I see all these directions using p3droid's method to get the .901 update, but if I already have a stock rooted .893 can i just push the .901 update from the stock recovery and get .901 still rooted?


----------



## toshibitsu (Dec 21, 2011)

babari5 said:


> I see all these directions using p3droid's method to get the .901 update, but if I already have a stock rooted .893 can i just push the .901 update from the stock recovery and get .901 still rooted?


i tried myself and it wouldn't even install. gave some sort of asset error.


----------



## sniffs (Jan 5, 2012)

That's all I did.. I was stock rooted .893 and installed .901 in stock recovery and it worked fine.


----------



## babari5 (Jan 9, 2012)

sniffs said:


> That's all I did.. I was stock rooted .893 and installed .901 in stock recovery and it worked fine.


Did you keep root?


----------



## sniffs (Jan 5, 2012)

I ran 4ever root on .893 and it modified some system files and I was rooted on .893, updated to .901 and root stayed..

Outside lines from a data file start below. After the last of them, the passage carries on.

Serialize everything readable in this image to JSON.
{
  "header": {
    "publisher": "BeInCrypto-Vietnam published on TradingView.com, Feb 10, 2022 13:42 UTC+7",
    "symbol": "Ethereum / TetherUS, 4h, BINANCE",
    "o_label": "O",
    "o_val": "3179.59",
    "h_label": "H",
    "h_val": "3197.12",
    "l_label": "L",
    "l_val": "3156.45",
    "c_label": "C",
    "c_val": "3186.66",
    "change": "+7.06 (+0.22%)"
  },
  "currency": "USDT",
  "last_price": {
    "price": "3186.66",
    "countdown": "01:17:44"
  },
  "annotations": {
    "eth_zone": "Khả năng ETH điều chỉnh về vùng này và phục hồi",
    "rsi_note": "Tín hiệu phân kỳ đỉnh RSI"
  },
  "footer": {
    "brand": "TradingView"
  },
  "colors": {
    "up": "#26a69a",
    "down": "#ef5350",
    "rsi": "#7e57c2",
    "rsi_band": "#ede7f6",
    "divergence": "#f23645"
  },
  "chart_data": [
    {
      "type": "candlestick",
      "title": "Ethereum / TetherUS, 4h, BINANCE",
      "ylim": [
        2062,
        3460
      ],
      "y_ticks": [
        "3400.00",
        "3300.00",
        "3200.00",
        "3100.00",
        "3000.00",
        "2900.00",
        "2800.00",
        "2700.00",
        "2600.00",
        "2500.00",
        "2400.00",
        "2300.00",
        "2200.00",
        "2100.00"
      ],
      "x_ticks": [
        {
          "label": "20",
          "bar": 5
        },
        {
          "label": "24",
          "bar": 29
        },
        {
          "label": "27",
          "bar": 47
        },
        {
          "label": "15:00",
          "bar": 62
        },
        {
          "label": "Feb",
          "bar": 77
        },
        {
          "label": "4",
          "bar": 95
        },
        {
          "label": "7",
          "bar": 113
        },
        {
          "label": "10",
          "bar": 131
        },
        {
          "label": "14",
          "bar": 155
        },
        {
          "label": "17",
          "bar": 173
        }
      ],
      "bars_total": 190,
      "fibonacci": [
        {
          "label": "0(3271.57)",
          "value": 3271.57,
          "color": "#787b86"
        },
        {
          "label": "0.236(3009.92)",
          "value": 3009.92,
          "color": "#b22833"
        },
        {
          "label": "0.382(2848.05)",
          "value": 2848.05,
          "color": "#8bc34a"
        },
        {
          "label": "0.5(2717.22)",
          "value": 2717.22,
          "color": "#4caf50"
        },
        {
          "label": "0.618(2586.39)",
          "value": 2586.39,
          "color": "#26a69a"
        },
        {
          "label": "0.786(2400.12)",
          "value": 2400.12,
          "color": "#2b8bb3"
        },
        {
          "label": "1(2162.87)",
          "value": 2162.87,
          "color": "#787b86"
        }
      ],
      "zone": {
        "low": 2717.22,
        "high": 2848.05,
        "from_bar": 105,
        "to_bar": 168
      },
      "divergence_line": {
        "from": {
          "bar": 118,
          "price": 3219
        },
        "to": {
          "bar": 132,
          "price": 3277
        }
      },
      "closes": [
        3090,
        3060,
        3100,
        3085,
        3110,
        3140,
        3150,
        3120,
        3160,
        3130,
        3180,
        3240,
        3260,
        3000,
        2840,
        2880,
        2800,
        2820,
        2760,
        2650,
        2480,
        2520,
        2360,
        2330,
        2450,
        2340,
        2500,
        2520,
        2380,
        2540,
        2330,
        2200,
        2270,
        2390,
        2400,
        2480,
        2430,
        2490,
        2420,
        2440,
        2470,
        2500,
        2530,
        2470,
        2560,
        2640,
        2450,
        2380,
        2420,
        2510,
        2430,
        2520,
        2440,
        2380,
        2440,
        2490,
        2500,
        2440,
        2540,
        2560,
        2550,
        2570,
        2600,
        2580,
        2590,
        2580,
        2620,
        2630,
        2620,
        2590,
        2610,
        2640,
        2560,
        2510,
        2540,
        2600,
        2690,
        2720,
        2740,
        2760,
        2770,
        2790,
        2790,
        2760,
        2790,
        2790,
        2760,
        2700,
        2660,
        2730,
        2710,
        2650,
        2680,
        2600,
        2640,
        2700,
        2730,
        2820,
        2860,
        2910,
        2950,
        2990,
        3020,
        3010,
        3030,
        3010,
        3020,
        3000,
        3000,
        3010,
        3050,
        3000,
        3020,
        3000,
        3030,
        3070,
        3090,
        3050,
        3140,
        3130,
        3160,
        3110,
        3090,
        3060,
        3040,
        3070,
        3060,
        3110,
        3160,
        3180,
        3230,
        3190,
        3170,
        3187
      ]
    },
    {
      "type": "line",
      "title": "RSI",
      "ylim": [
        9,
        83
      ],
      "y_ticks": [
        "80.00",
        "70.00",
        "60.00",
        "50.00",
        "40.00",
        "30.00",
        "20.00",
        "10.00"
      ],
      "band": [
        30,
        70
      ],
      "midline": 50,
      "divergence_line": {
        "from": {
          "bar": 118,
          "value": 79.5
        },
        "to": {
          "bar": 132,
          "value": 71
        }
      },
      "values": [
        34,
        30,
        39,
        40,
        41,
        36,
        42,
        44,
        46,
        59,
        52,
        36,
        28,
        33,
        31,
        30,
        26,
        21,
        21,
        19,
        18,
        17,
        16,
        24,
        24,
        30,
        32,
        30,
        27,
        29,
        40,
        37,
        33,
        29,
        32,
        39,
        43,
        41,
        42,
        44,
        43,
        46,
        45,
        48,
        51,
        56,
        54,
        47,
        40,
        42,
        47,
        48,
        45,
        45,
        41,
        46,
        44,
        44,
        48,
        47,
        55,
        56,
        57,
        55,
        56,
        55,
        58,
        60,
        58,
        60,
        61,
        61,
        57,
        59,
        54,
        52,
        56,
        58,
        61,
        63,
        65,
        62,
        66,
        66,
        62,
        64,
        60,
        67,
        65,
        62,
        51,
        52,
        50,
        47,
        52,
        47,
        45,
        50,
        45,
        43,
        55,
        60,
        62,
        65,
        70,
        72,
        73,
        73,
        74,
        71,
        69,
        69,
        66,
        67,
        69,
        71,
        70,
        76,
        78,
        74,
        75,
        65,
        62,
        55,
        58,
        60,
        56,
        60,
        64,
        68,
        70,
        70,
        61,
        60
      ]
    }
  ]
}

4ever root is specifically designed to keep root through an OTA update unless Motorola fixes it.


----------



## Timmy10shoes (Jul 1, 2011)

You can check to make sure the forever root stuck by going to /system/bin and checking the mount_ext3 file. It should end with chmod 4755 /system/bin/su, chmod 4755 /system/xbin/su and chmod 4755 system/app/Superuser.apk. And if it doesn't add it yourself and your good to go.


----------